Si vous regardez les systèmes de gestion de projets d’entreprise, en effet, les systèmes d’entreprise de tout type, l’exécution de cet exercice vous donne une grande puissance lorsque vous interagissez avec les fournisseurs de systèmes logiciels. Vous pouvez immédiatement faire la distinction entre les éléments d’un système qui sont importants pour vous et ceux qui ne le sont pas. Les éditeurs de logiciels peuvent être fournis avec la liste des rapports et des décisions que vous souhaitez prendre.

Vous pourriez être surpris par certaines des réponses que vous ont reçues les fournisseurs. Libérés pour répondre autrement qu’en fonction des fonctionnalités ,c’est-à-dire en essayant d’adapter une fonction carrée à une exigence arrondie, les meilleurs fournisseurs pourront vous montrer comment répondre aux défis de votre entreprise en utilisant leurs systèmes à leur meilleur avantage.

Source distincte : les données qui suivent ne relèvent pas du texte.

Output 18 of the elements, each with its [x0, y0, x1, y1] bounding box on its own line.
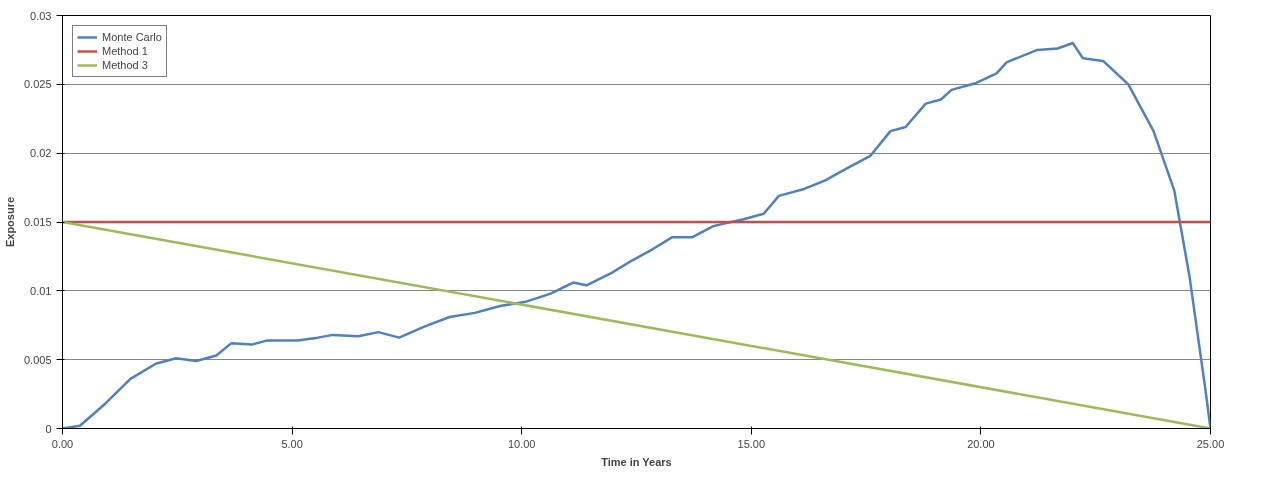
y-tick-label: 0.015	[23, 216, 52, 228]
y-axis-title: Exposure	[3, 196, 16, 248]
x-tick-label: 20.00	[967, 437, 995, 450]
y-tick-label: 0.03	[30, 9, 52, 22]
y-tick-label: 0.01	[30, 284, 52, 297]
y-tick-label: 0.005	[23, 353, 52, 366]
x-axis-title: Time in Years	[601, 455, 672, 468]
x-tick-label: 10.00	[507, 437, 536, 450]
x-tick-label: 5.00	[281, 437, 303, 450]
x-tick-label: 0.00	[51, 437, 74, 450]
legend-label: Method 1	[102, 44, 148, 58]
y-tick-label: 0.025	[23, 78, 52, 91]
legend-label: Method 3	[102, 58, 148, 72]
x-tick-label: 25.00	[1196, 437, 1225, 450]
x-tick-label: 15.00	[737, 437, 766, 450]
y-tick-label: 0.02	[30, 147, 52, 160]
legend-label: Monte Carlo	[102, 30, 162, 44]
y-tick-label: 0	[45, 422, 52, 435]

Voici le principal avantage de cet exercice : vous avez créé des critères d’évaluation prêts à l’emploi. À présent, pendant la phase de preuve de concept, vous pouvez immédiatement vous concentrer sur le fait que le système fournit les informations dont vous avez besoin pour améliorer les décisions d’entreprise que vous devez prendre.

À propos de l’auteur

Chris Vandersluis est le président et le fondateur de Hms, hms Software basé au Canada, un microsoft certified Partner. Il dispose d’un degré d’économie de Mc Galerie University et plus de 30 ans d’expérience dans l’automatisation des systèmes de contrôle de projet. Il est membre de longue date de l’Project Management Institute (PMI) et a contribué à la recherche des chapitres Du groupe d’utilisateurs du Microsoft Project (MPUG) de Contrôle d’ensemble. Les publications pour lesquelles Chris a écrit incluent Classement, Heavy Construction News, Computing Canada magazine et PMI’s PMNetwork, et il est régulièrement habitué à Project Times. Il enseigne la gestion avancée Project à l’Université Mc University et parle souvent dans les fonctions d’association de gestion de projet en Amérique du Nord et dans le monde entier. HMS Software est l’éditeur du système de gestion du temps orienté projet TimeControl et est Microsoft Project solution solution depuis 1995.